New training program expands access to rheumatology care for Native American communities

New research at ACR Convergence 2023, the annual meeting of the American College of Rheumatology (ACR), describes the expansion of a new program to train primary care physicians (PCPs) in the diagnosis and treatment of rheumatoid arthritis (RA) in Native American communities that little or no access to rheumatology care (Abstract #2455).

Despite the high prevalence of RA and other rheumatologic diseases among Native Americans, many Native American communities lack adequate access to subspecialty care. As a result, the responsibility for treatment has shifted to primary care providers, who often lack confidence in prescribing RA medications or managing the disease. To help offset the critical shortage of rheumatologists, the Rheumatology Access Expansion (RAE) Initiative launched RA ECHO (Extension for Community Healthcare Outcomes) in 2021, a 12-week training program to teach Navajo Nation PCPs how to diagnose and treat RA. The goal was to improve outcomes and reduce entrenched disparities in healthcare. This year, the project expanded to tribes in 15 states.

We successfully offered the RA ECHO curriculum three times on the Navajo Nation from 2021-2022. For our fourth cohort – Spring 2023 – we have dramatically expanded our target audience and invited healthcare professionals serving Native American communities across the country to participate.”

Jennifer Mandal, MD, assistant professor at the University of California, San Francisco (UCSF) and director of the RAE Initiative

Mandal says she and her team worked with an organization called Indian Country ECHO to recruit participants for cohort four.

“We knew that Indian Country ECHO’s established lines of communication with tribes across the country would allow us to reach a much broader audience for our RA ECHO program. And indeed, when Indian Country ECHO put out a call for interested health care providers the response was overwhelming in attending our program. Over 100 providers responded that they would like to participate, and after the final dates and times were selected, 50 providers registered,” says Mandal.

Most participants were PCPs, but pharmacists, community health care representatives, and providers from non-primary care settings such as emergency medicine, ophthalmology, and orthopedics also enrolled.

The Spring 2023 program followed the same format as the first three: 12 weekly interactive classes held virtually, with approximately 30 minutes of high-level didactics on key aspects of RA diagnosis and management, followed by case-based discussion. Participants were encouraged to bring their own anonymized patient cases to class. In addition to the weekly sessions, there were also biweekly virtual ‘office hours’, where participants could interact with a panel of rheumatologists.

To measure how successful the training actually was, the RAE Initiative team collected data on PCP responses to tests and surveys. Before and after each of the four programs (cohort five is currently underway), participants completed a medical knowledge test about RA and surveys about their confidence in the diagnosis and treatment of RA on a five-point Likert scale. Starting in cohort three, participants were also asked to rate changes in their own clinical behavior, such as how often they performed joint screening exams or blood tests before starting immunosuppressants.
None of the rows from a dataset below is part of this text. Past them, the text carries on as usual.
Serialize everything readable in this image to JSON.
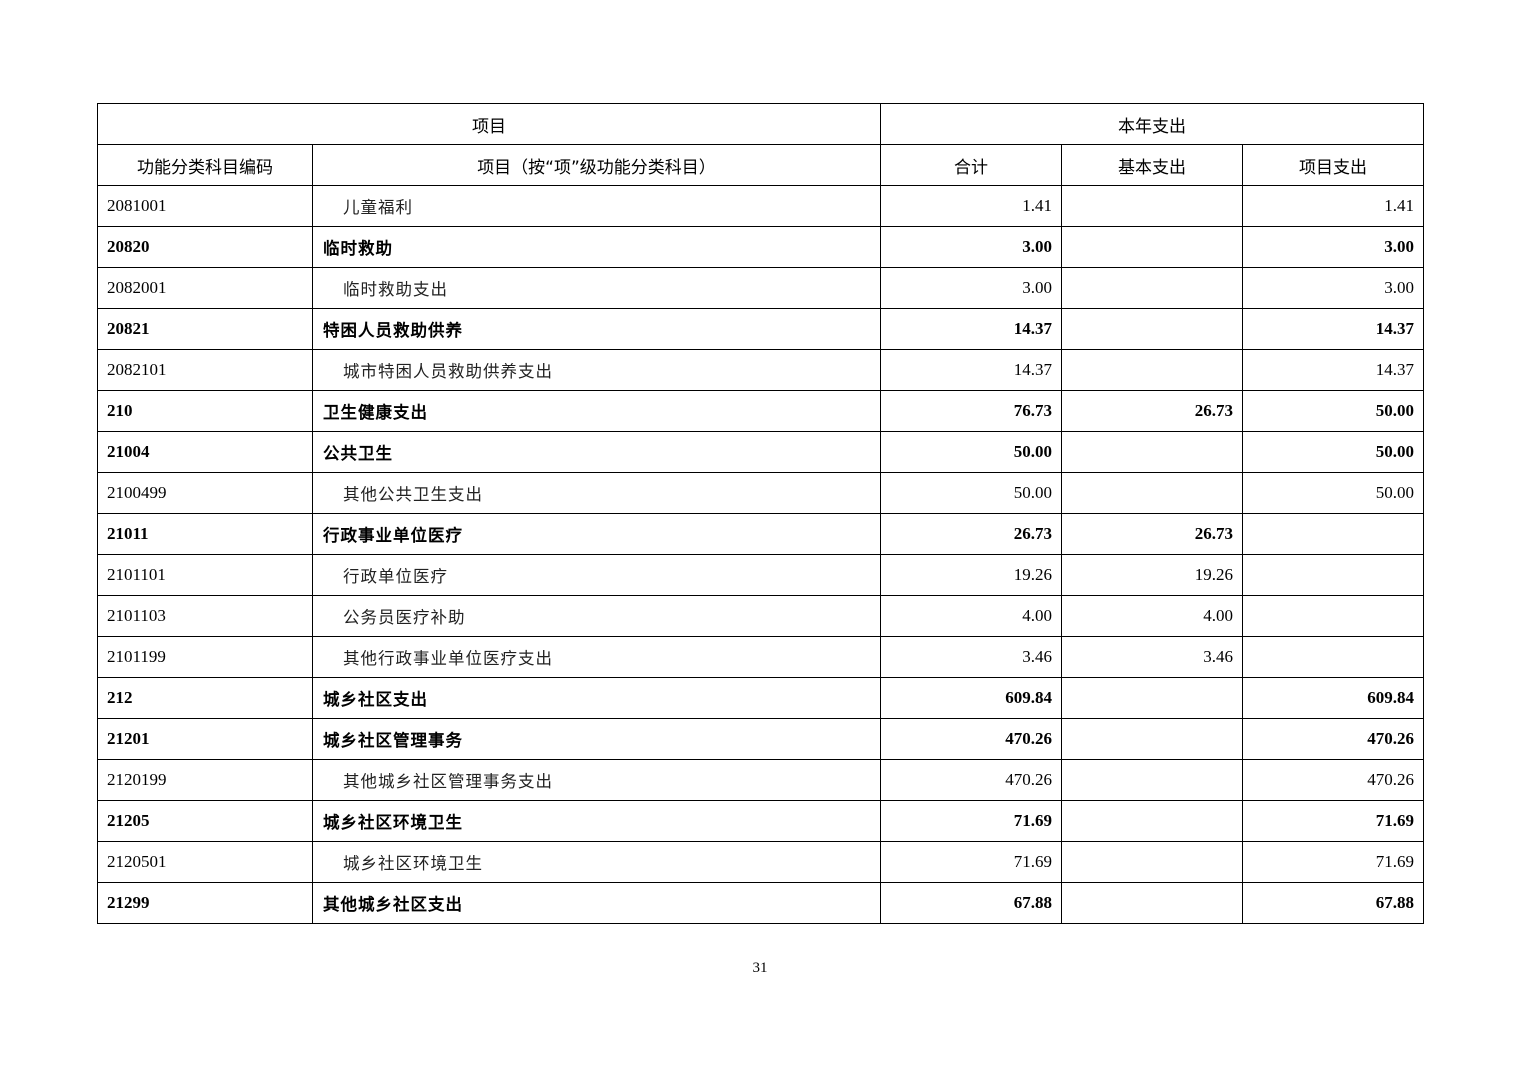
{
  "header": {
    "group_item": "项目",
    "group_expense": "本年支出",
    "col_code": "功能分类科目编码",
    "col_name": "项目（按“项”级功能分类科目）",
    "col_total": "合计",
    "col_basic": "基本支出",
    "col_project": "项目支出"
  },
  "rows": [
    {
      "code": "2081001",
      "name": "儿童福利",
      "total": "1.41",
      "basic": "",
      "project": "1.41",
      "bold": false
    },
    {
      "code": "20820",
      "name": "临时救助",
      "total": "3.00",
      "basic": "",
      "project": "3.00",
      "bold": true
    },
    {
      "code": "2082001",
      "name": "临时救助支出",
      "total": "3.00",
      "basic": "",
      "project": "3.00",
      "bold": false
    },
    {
      "code": "20821",
      "name": "特困人员救助供养",
      "total": "14.37",
      "basic": "",
      "project": "14.37",
      "bold": true
    },
    {
      "code": "2082101",
      "name": "城市特困人员救助供养支出",
      "total": "14.37",
      "basic": "",
      "project": "14.37",
      "bold": false
    },
    {
      "code": "210",
      "name": "卫生健康支出",
      "total": "76.73",
      "basic": "26.73",
      "project": "50.00",
      "bold": true
    },
    {
      "code": "21004",
      "name": "公共卫生",
      "total": "50.00",
      "basic": "",
      "project": "50.00",
      "bold": true
    },
    {
      "code": "2100499",
      "name": "其他公共卫生支出",
      "total": "50.00",
      "basic": "",
      "project": "50.00",
      "bold": false
    },
    {
      "code": "21011",
      "name": "行政事业单位医疗",
      "total": "26.73",
      "basic": "26.73",
      "project": "",
      "bold": true
    },
    {
      "code": "2101101",
      "name": "行政单位医疗",
      "total": "19.26",
      "basic": "19.26",
      "project": "",
      "bold": false
    },
    {
      "code": "2101103",
      "name": "公务员医疗补助",
      "total": "4.00",
      "basic": "4.00",
      "project": "",
      "bold": false
    },
    {
      "code": "2101199",
      "name": "其他行政事业单位医疗支出",
      "total": "3.46",
      "basic": "3.46",
      "project": "",
      "bold": false
    },
    {
      "code": "212",
      "name": "城乡社区支出",
      "total": "609.84",
      "basic": "",
      "project": "609.84",
      "bold": true
    },
    {
      "code": "21201",
      "name": "城乡社区管理事务",
      "total": "470.26",
      "basic": "",
      "project": "470.26",
      "bold": true
    },
    {
      "code": "2120199",
      "name": "其他城乡社区管理事务支出",
      "total": "470.26",
      "basic": "",
      "project": "470.26",
      "bold": false
    },
    {
      "code": "21205",
      "name": "城乡社区环境卫生",
      "total": "71.69",
      "basic": "",
      "project": "71.69",
      "bold": true
    },
    {
      "code": "2120501",
      "name": "城乡社区环境卫生",
      "total": "71.69",
      "basic": "",
      "project": "71.69",
      "bold": false
    },
    {
      "code": "21299",
      "name": "其他城乡社区支出",
      "total": "67.88",
      "basic": "",
      "project": "67.88",
      "bold": true
    }
  ],
  "page_number": "31"
}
Pre- and post-intervention scores were available for more than one-third of participants. When data across cohorts were pooled, test scores increased by 26% and PCP confidence increased by more than one point on the Likert scale. Nearly 80% of participants reported that they performed important clinical behaviors related to the diagnosis and treatment of RA “more often” or “much more often” after taking the course.

While the results are encouraging, Mandal says one limitation is that they did not look directly at patient outcomes.

“While the RAE Initiative team hopes to eventually measure patient health data, it is critical to recognize that, due to centuries of exploitation, there is widespread mistrust of requests for access to private medical records in the Navajo community. Before seeking out personal health information, we strive to prioritize respectful and considerate handling of sensitive information, while still striving to achieve our educational and empowerment goals.”

In the meantime, she lists other next steps, including:

• Creating educational materials for RA patients that are culturally and linguistically tailored to the Navajo community
• Organizing in-person training for community health representatives in Navajo Nation to increase awareness about joint health and different types of arthritis
• Creating online training resources for PCPs who want to learn more about common rheumatologic diseases
• Creating a new ECHO training program for spondyloarthritis

Mandal hopes that the RA ECHO program can serve as a model for creating similar rheumatology training programs for other communities with limited access to rheumatologists, saying, “We are eager to collaborate with others who are interested in joining this important mission to expand access to rheumatology care.”

This work was funded by a grant from the Bristol Myers Squibb Foundation.